Anyway, even when the certificate is generated by HSYCO, all the exchanged data are protected by cryptography, as with signed certificates.

The auto-generated certificate guarantees the same level of cryptographic protection as an equivalent certificate signed by a CA.

The ServerName parameter in the hsyco.ini configuration file specifies the name used to generate the SSL certificate, necessary for the cryptography of the HTTPS Web traffic, and must correspond to the domain name through which HSYCO is accessible via the Internet.

The certificate is contained in the hsyco.keys file.

When HSYCO is started, if this file is not available, a new SSL certificate is automatically generated according to the name defined in ServerName.

Otherwise, HSYCO simply uses the certificate contained in this file, which could have also been generated by an official Certification Authority (CA).

If an official certificate has not been chosen, this file is thus created and managed by HSYCO without any manual intervention.

If the name defined in ServerName is modified, HSYCO will automatically recreate a new hsyco.keys file the next time it restarts.

Importing the Self-Generated Certificate on your Client

The logout popup

With some browsers and operating systems, like Safari on iOS, permanently importing the self-generated certificate in the local keystore could improve HSYCO's gui usability.

If the certificate is stored in the local keystore, the browser will always accept the HTTPS connection to HSYCO without asking for confirmation. On iOS, and in combination with the HTML5 persistent cache, saving the certificate locally will also significantly improve the gui initialization time.

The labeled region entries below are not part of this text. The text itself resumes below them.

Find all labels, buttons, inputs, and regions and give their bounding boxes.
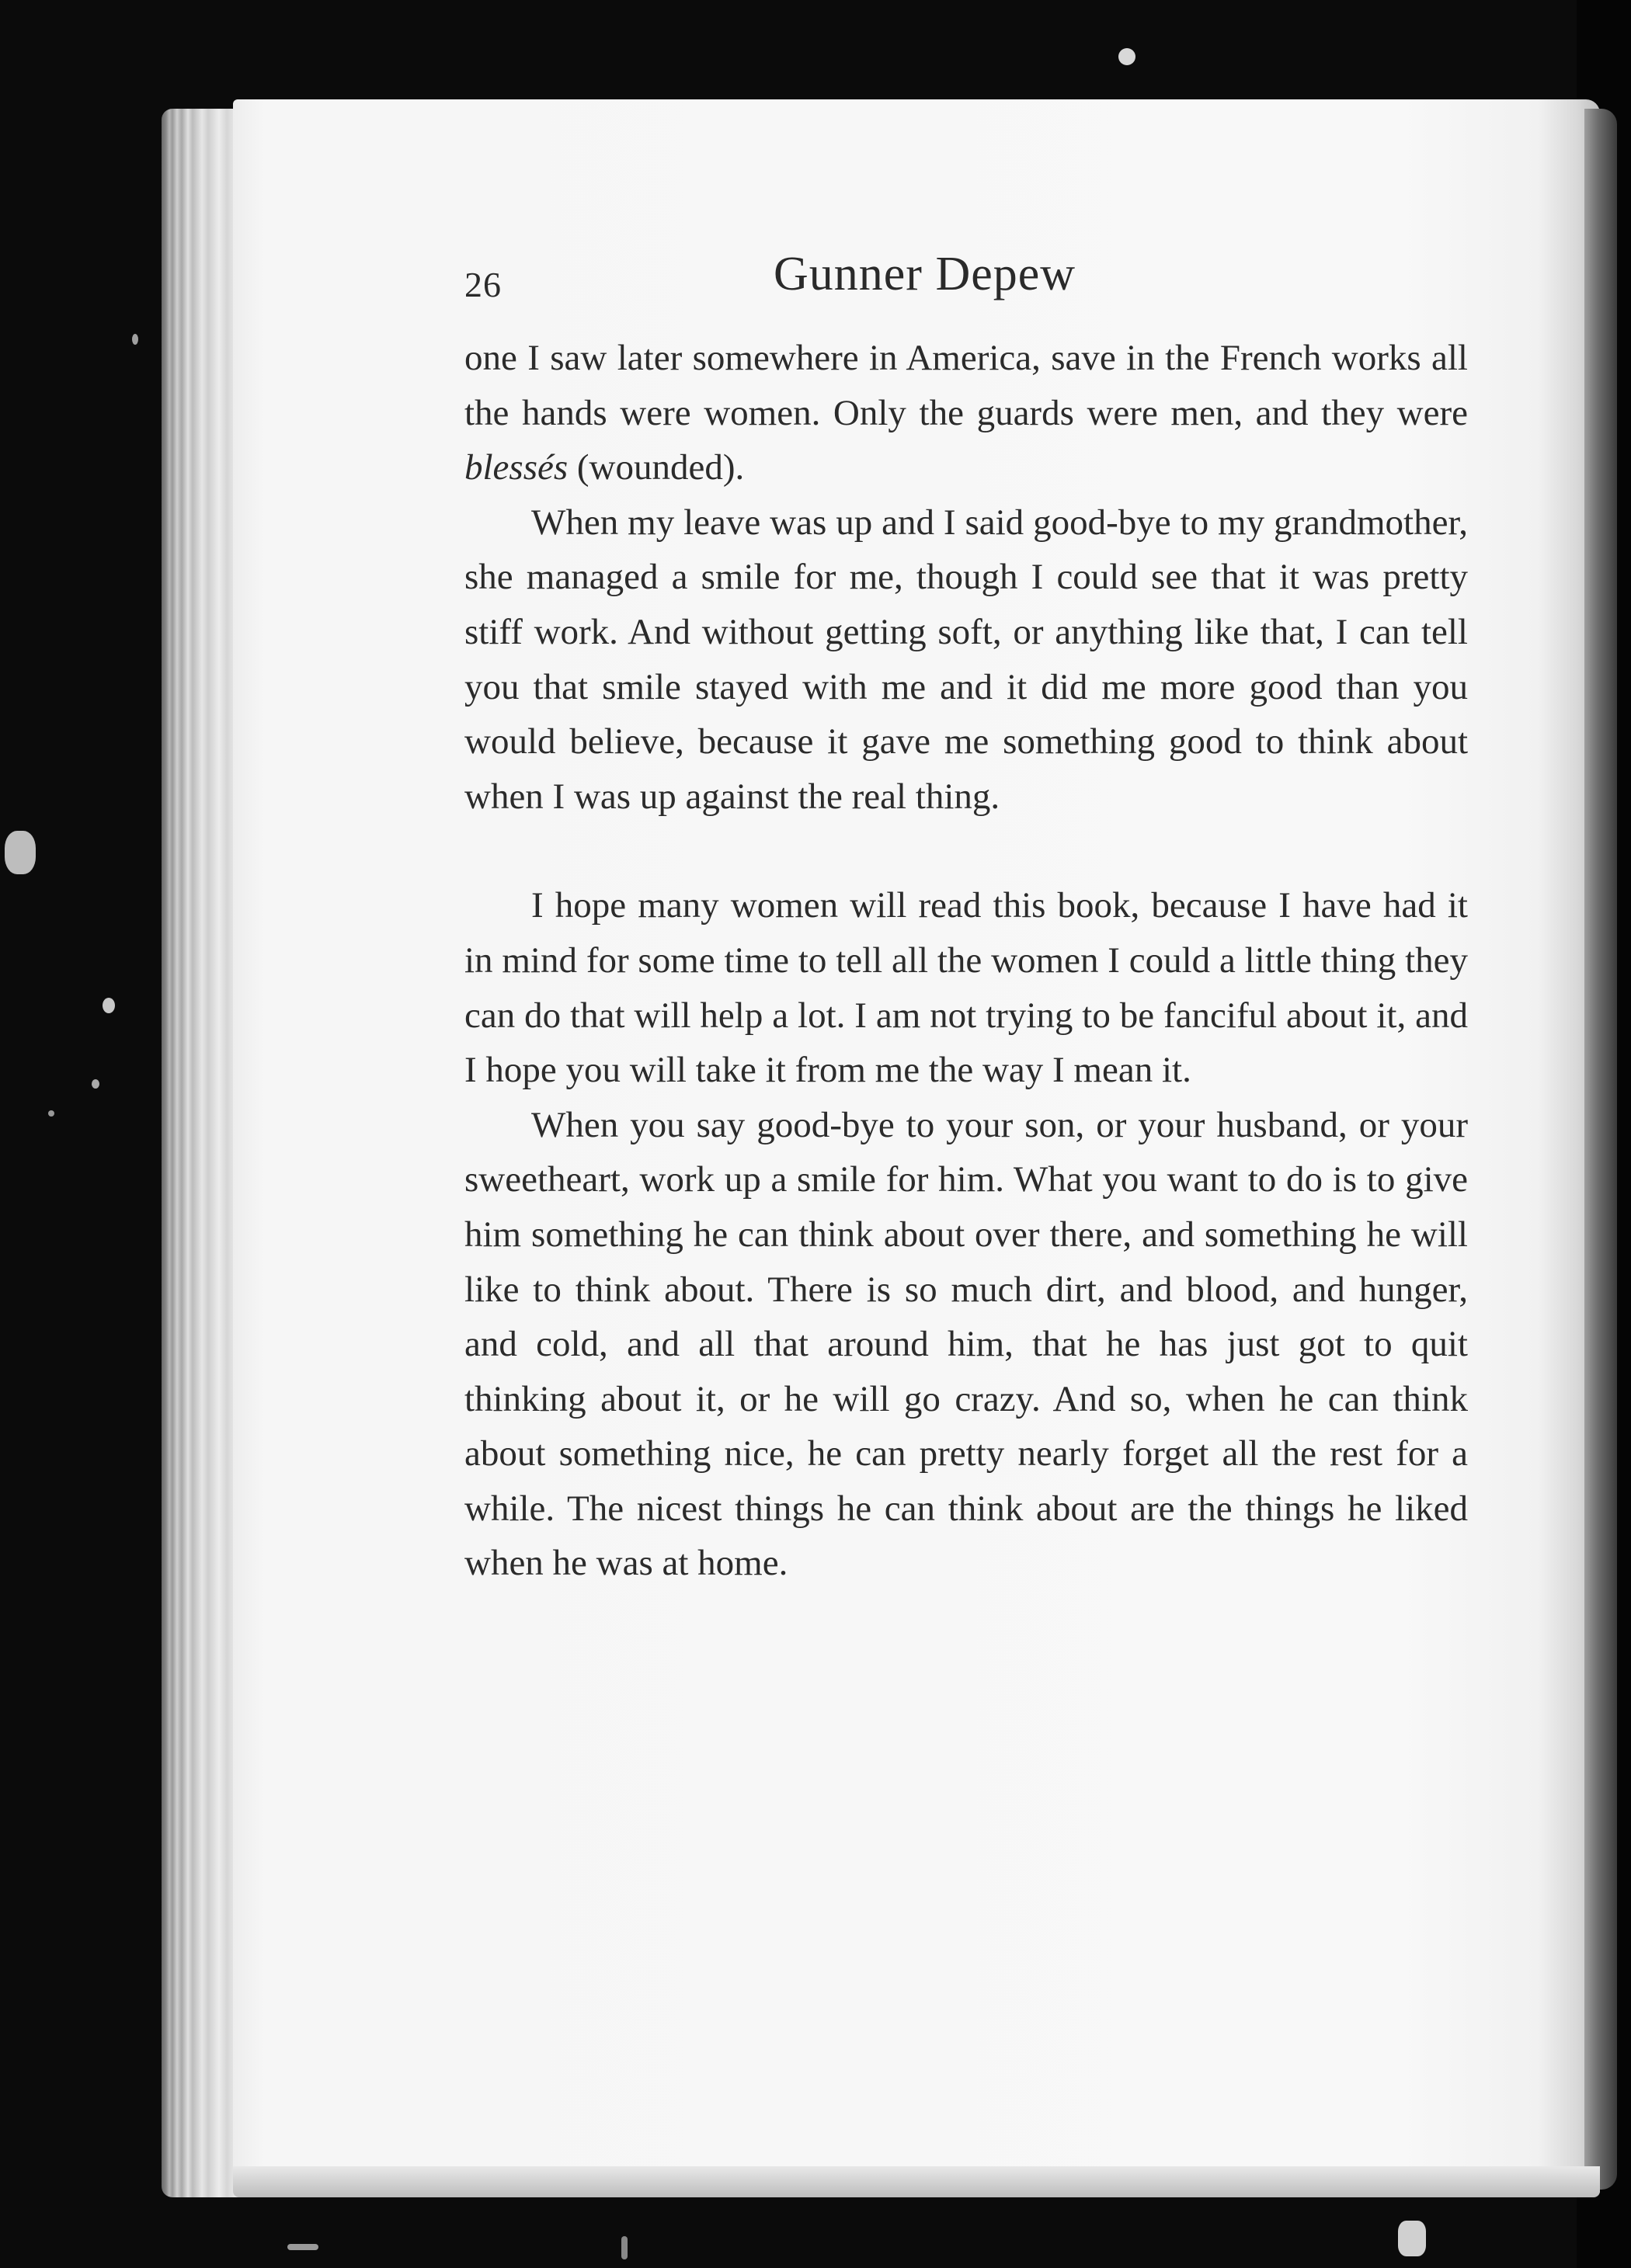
page-bottom-edge xyxy=(233,2166,1600,2197)
paragraph-text: one I saw later somewhere in America, save in the French works all the hands were women. Only the guards were men, and they were xyxy=(464,338,1468,433)
book-title: Gunner Depew xyxy=(774,248,1076,300)
scan-speck xyxy=(1118,48,1135,65)
scan-speck xyxy=(1398,2221,1426,2256)
scan-speck xyxy=(287,2244,318,2250)
paragraph-text: (wounded). xyxy=(568,447,745,488)
scan-speck xyxy=(132,334,138,345)
paragraph: When you say good-bye to your son, or your husband, or your sweetheart, work up a smile for him. What you want to do is to give him something he can think about over there, and something he will like to think about. There is so much dirt, and blood, and hunger, and cold, and all that around him, that he has just got to quit thinking about it, or he will go crazy. And so, when he can think about something nice, he can pretty nearly forget all the rest for a while. The nicest things he can think about are the things he liked when he was at home. xyxy=(464,1104,1468,1584)
paragraph: When my leave was up and I said good-bye to my grandmother, she managed a smile for me, though I could see that it was pretty stiff work. And without getting soft, or anything like that, I can tell you that smile stayed with me and it did me more good than you would believe, because it gave me something good to think about when I was up against the real thing. xyxy=(464,502,1468,817)
page-number: 26 xyxy=(464,265,502,304)
running-head xyxy=(464,247,1474,317)
italic-term: blessés xyxy=(464,447,569,488)
paragraph-continued xyxy=(464,331,1468,495)
scan-speck xyxy=(92,1079,99,1089)
body-text xyxy=(464,331,1468,1591)
scan-speck xyxy=(5,831,36,874)
paragraph: I hope many women will read this book, because I have had it in mind for some time to tell all the women I could a little thing they can do that will help a lot. I am not trying to be fanciful about it, and I hope you will take it from me the way I mean it. xyxy=(464,885,1468,1091)
scan-speck xyxy=(103,998,115,1013)
scan-speck xyxy=(621,2236,628,2259)
scan-speck xyxy=(48,1110,54,1117)
page-curl-shadow xyxy=(1584,109,1617,2190)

To download the server certificate's public key in PEM format, simply click the link in the logout panel, then follow the browser or operating system's instructions to save the certificate.

Certificates Issued by Certification Authorities

In order to import a valid certificate issued by a Certificate Authority, the certificate must first be requested, validated and then issued by the CA. HSYCO is compatible with certificates created by the ZeroSSL CA (https://zerossl.com), but other CAs may work as well.

The Certificate Signing Request (CSR) should be generated by the CA.

Once the certificate is created, the CA should allow you to download the following three files:

  • certificate.crt: this file contains the primary SSL certificate
  • ca_bundle.crt: this file contains the intermediate certificate. The ZeroSSL ca_bundle.crt file only one intermediate certificate (ZeroSSL CA). The root certificate that signs this immediate certificate is trusted by all browsers and almost all SSL clients
  • private.key: this file contains the private key.

In the HSYCO main directory, create a new sub-directory called "hsyco.cert", and copy these three files in it.

Check that the ServerName parameter in hsyco.ini matches the certificate's CN (name). Note that HSYCO only supports single-domain certificates, not multi-domain or wildcard certificates.

Restart HSYCO in order to import the new certificate. If the import is successful, the certificate will be stored in the hsyco.keys keychain file, and the hsyco.cert directory will be deleted.